Whipping his kris from his girdle, he hurled it at the floor in front of Peter Gross. The steel sank deeply into the wood, the handle quivering and scintillating in a shaft of sunlight that entered through a crack in the roof.
An instant hush fell on the assembly. Through the haze and murk Peter Gross saw black eyes that flamed with hate, foaming lips, and passion-distorted faces. The lust for blood was on them, a moment more and nothing could hold them back, he saw. He sprang to the center of the platform.
"Men of Bulungan, hear me," he shouted in a voice of thunder. "Your measure of wickedness is full. You have poisoned the men sent here to rule you, you have strangled your judges and thrown their bodies to the crocodiles, you have killed our soldiers with poisoned arrows. To-day I am here, the last messenger of peace the white man will send you. Accept peace now, and you will be forgiven. Refuse it, and your villages will be burned, your people will be hunted from jungle to swamp and swamp to highland, there will be no brake too thick and no cave too deep to hide them from our vengeance. The White Father will make the Dyaks of Bulungan like the people of the lands under the sea—a name only. Choose ye, what shall it be?"
For a moment his undaunted bearing and the terrible threat he had uttered daunted them. They shrank back like jackals before the lion, their voices stilled. Then a deep guttural voice, that seemed to come through the wall behind the resident's chair, cried:
"Kill him, Dyaks of Bulungan. He speaks with two tongues to make you slaves on the plantations."
Peter Gross sprang toward the wall and crashed his fist through the bamboo. A section gave way, revealing an enclosed corridor leading to another building. The corridor was empty.

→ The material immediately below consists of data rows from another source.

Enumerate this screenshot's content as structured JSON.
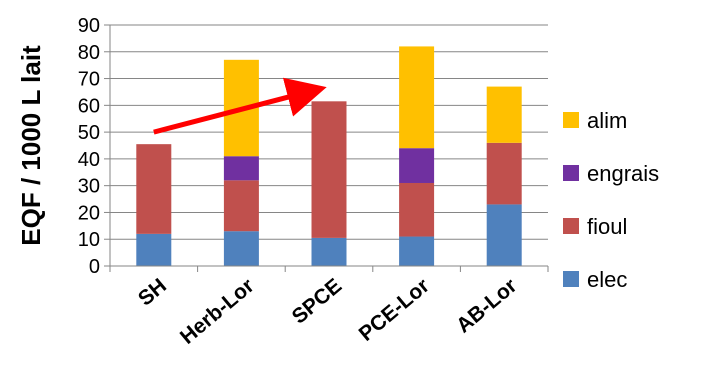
{
  "chart_data": {
    "type": "bar",
    "stacked": true,
    "title": "",
    "xlabel": "",
    "ylabel": "EQF / 1000 L lait",
    "ylim": [
      0,
      90
    ],
    "yticks": [
      0,
      10,
      20,
      30,
      40,
      50,
      60,
      70,
      80,
      90
    ],
    "grid": true,
    "legend_position": "right",
    "categories": [
      "SH",
      "Herb-Lor",
      "SPCE",
      "PCE-Lor",
      "AB-Lor"
    ],
    "series": [
      {
        "name": "elec",
        "color": "#4F81BD",
        "values": [
          12,
          13,
          10.5,
          11,
          23
        ]
      },
      {
        "name": "fioul",
        "color": "#C0504D",
        "values": [
          33.5,
          19,
          51,
          20,
          23
        ]
      },
      {
        "name": "engrais",
        "color": "#7030A0",
        "values": [
          0,
          9,
          0,
          13,
          0
        ]
      },
      {
        "name": "alim",
        "color": "#FFC000",
        "values": [
          0,
          36,
          0,
          38,
          21
        ]
      }
    ],
    "legend_order": [
      "alim",
      "engrais",
      "fioul",
      "elec"
    ],
    "annotations": [
      {
        "type": "arrow",
        "color": "#FF0000",
        "from": {
          "category": "SH",
          "y": 50
        },
        "to": {
          "category": "SPCE",
          "y": 67
        }
      }
    ]
  }
}
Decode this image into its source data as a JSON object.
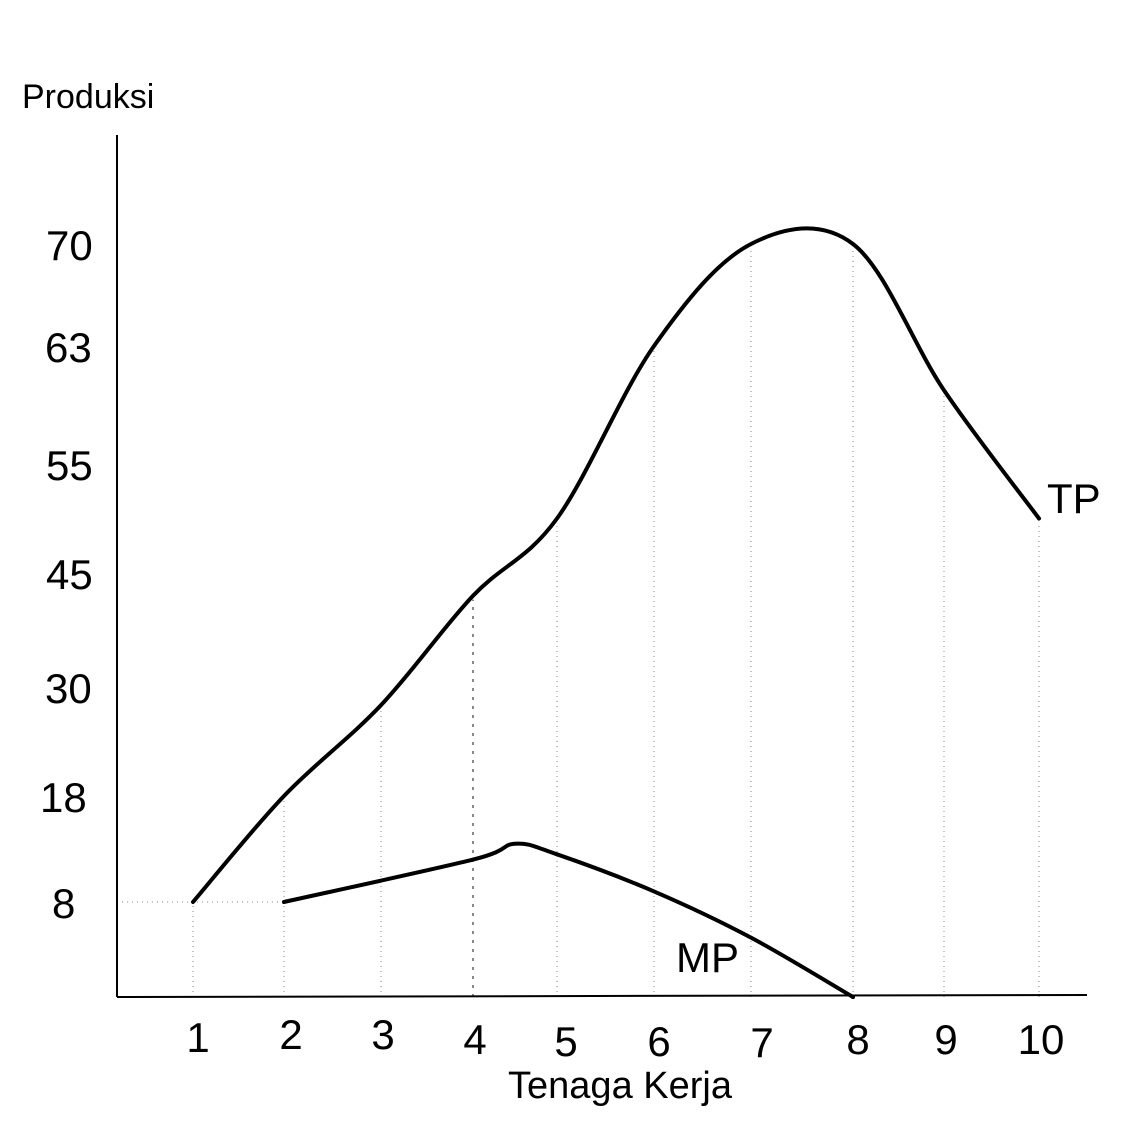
{
  "chart_data": {
    "type": "line",
    "title": "",
    "ylabel": "Produksi",
    "xlabel": "Tenaga Kerja",
    "categories": [
      1,
      2,
      3,
      4,
      5,
      6,
      7,
      8,
      9,
      10
    ],
    "y_ticks": [
      8,
      18,
      30,
      45,
      55,
      63,
      70
    ],
    "grid": "dotted vertical guides at each x, dotted horizontal guide at y=8",
    "series": [
      {
        "name": "TP",
        "x": [
          1,
          2,
          3,
          4,
          5,
          6,
          7,
          8,
          9,
          10
        ],
        "values": [
          8,
          18,
          28,
          42,
          50,
          63,
          70,
          70,
          60,
          50
        ]
      },
      {
        "name": "MP",
        "x": [
          2,
          4,
          4.5,
          5,
          6,
          7,
          8
        ],
        "values": [
          8,
          12,
          13.5,
          12.5,
          9,
          5,
          0
        ]
      }
    ]
  }
}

The mischief had been done, however, and the courage of the natives revived. "Kill the white man, kill him," the hoarse cry arose. A dozen krisses flashed. A spear was hurled, it missed Peter Gross by a hair's breadth. Dyaks and Malays surged forward, Wobanguli alone was between him and them. Paddy Rouse sprang inside with drawn pistol, but a hand struck up his pistol arm and his harmless shot went through the roof. A half-dozen sinewy forms pinned him to the ground.
At the same instant Peter Gross drew his automatic and leaped toward Wobanguli. Before the Rajah could spring aside the resident's hand closed over his throat and the resident's pistol pressed against his head.